Chaeyoung melirik dua perempuan yang duduk di sampingnya, itu Lisan dan adik mendiang Ibunya.
“Chaeyoung, apa kau bisa mendengarku?”
“Imo, kenapa kau ada disini?”
“Lisa yang menelfonku, dia bilang kau pingsan, jadi aku cepat-cepat datang kesini. Sebenarnya kau kenapa? Rumahmu berantakkan, dan kakimu terluka, kau sakit?”
“Aku tidak apa-apa, maafkan aku membuat kalian khawatir.” Chaeyoung bangun, duduk menyandar pada dinding.
“Ya! Anak nakal. Bagaimana kau bisa seperti ini, rumahmu dikuci, dan kau terluka begini, apa terjadi sesuatu padamu? Aku sangat khawatir. Untung saja kita mendapat kunci lain dari penjaga apartemen, bagaimana jika kita tidak bisa masuk dan sesuatu yang lebih buruk terjadi padamu Chaeyoung-ah?”

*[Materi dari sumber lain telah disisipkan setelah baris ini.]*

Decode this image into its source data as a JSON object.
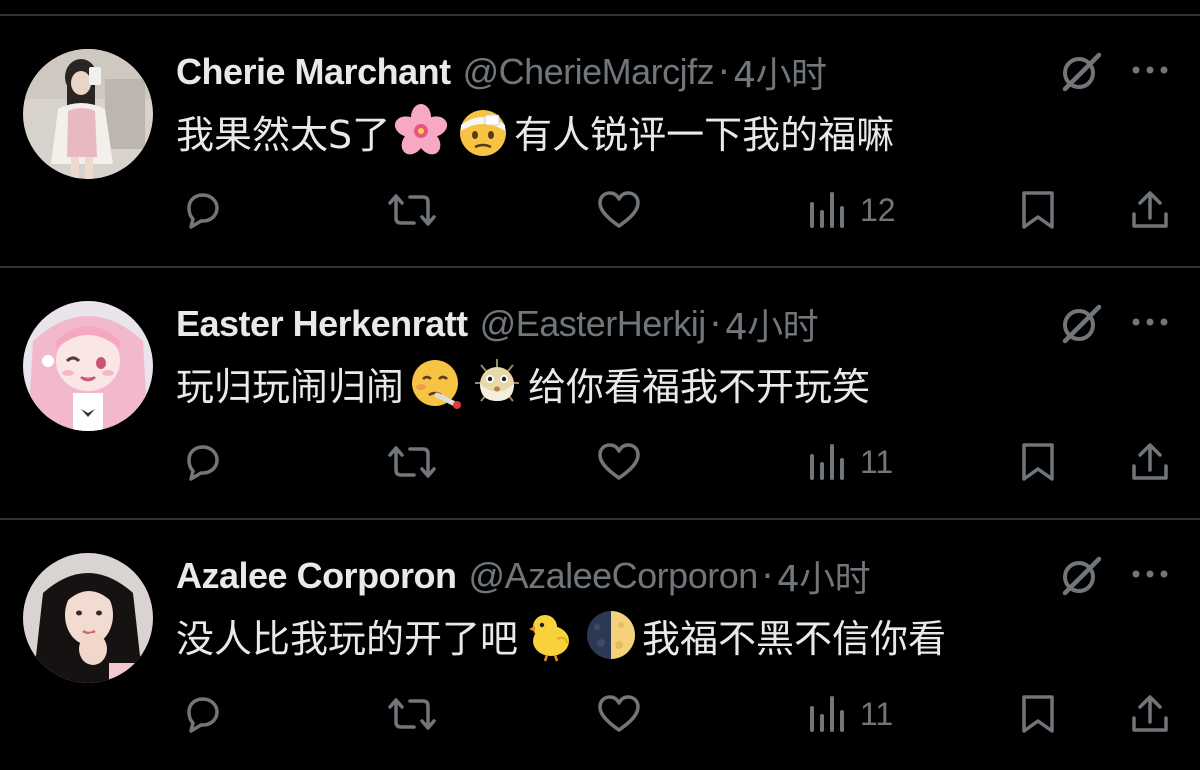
{
  "theme": {
    "background": "#000000",
    "text_primary": "#e7e9ea",
    "text_secondary": "#71767b",
    "divider": "#2f3336"
  },
  "tweets": [
    {
      "name": "Cherie Marchant",
      "handle": "@CherieMarcjfz",
      "separator": "·",
      "time": "4小时",
      "text_before": "我果然太S了",
      "emojis": [
        "cherry-blossom-emoji",
        "face-with-head-bandage-emoji"
      ],
      "text_after": "有人锐评一下我的福嘛",
      "views": "12",
      "icons": [
        "reply-icon",
        "retweet-icon",
        "like-icon",
        "views-icon",
        "bookmark-icon",
        "share-icon"
      ]
    },
    {
      "name": "Easter Herkenratt",
      "handle": "@EasterHerkij",
      "separator": "·",
      "time": "4小时",
      "text_before": "玩归玩闹归闹",
      "emojis": [
        "face-with-thermometer-emoji",
        "blowfish-emoji"
      ],
      "text_after": "给你看福我不开玩笑",
      "views": "11",
      "icons": [
        "reply-icon",
        "retweet-icon",
        "like-icon",
        "views-icon",
        "bookmark-icon",
        "share-icon"
      ]
    },
    {
      "name": "Azalee Corporon",
      "handle": "@AzaleeCorporon",
      "separator": "·",
      "time": "4小时",
      "text_before": "没人比我玩的开了吧",
      "emojis": [
        "baby-chick-emoji",
        "last-quarter-moon-emoji"
      ],
      "text_after": "我福不黑不信你看",
      "views": "11",
      "icons": [
        "reply-icon",
        "retweet-icon",
        "like-icon",
        "views-icon",
        "bookmark-icon",
        "share-icon"
      ]
    }
  ]
}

Chaeyoung tidak bisa menahan air matanya saat Tantenya memeluk, mereka menangis bersama. Itu kesalahannya, membuat mereka khawatir. Dia terlalu bodoh karena menangisi laki-laki itu, dan melupakan orang lain yang masih ada untuknya.
“Maaf Imo, maafkan aku...”
“Jangan seperti ini lagi, aku mohon padamu. Bagaimana aku bisa berhadapan dengan orangtuamu nanti, jika aku tidak bisa menjagamu dengan baik,”
“Tidak Imo, ini salahku, maafkan aku,”
“Sudah aku bilang, tinggal saja denganku, jangan tinggal sendirian.”
Chaeyoung terdiam, mengeratkan pelukannya pada perempuan paruh baya yang sudah dia anggap sebagai Ibunya. Selepas orang tuanya meninggal, Imo yang mengurusnya, dan dia bersyukur karena perempuan itu sangat menyayanginya.
---
“Ya! Sebenarnya apa yang terjadi padamu, kenapa kau seperti ini lagi?”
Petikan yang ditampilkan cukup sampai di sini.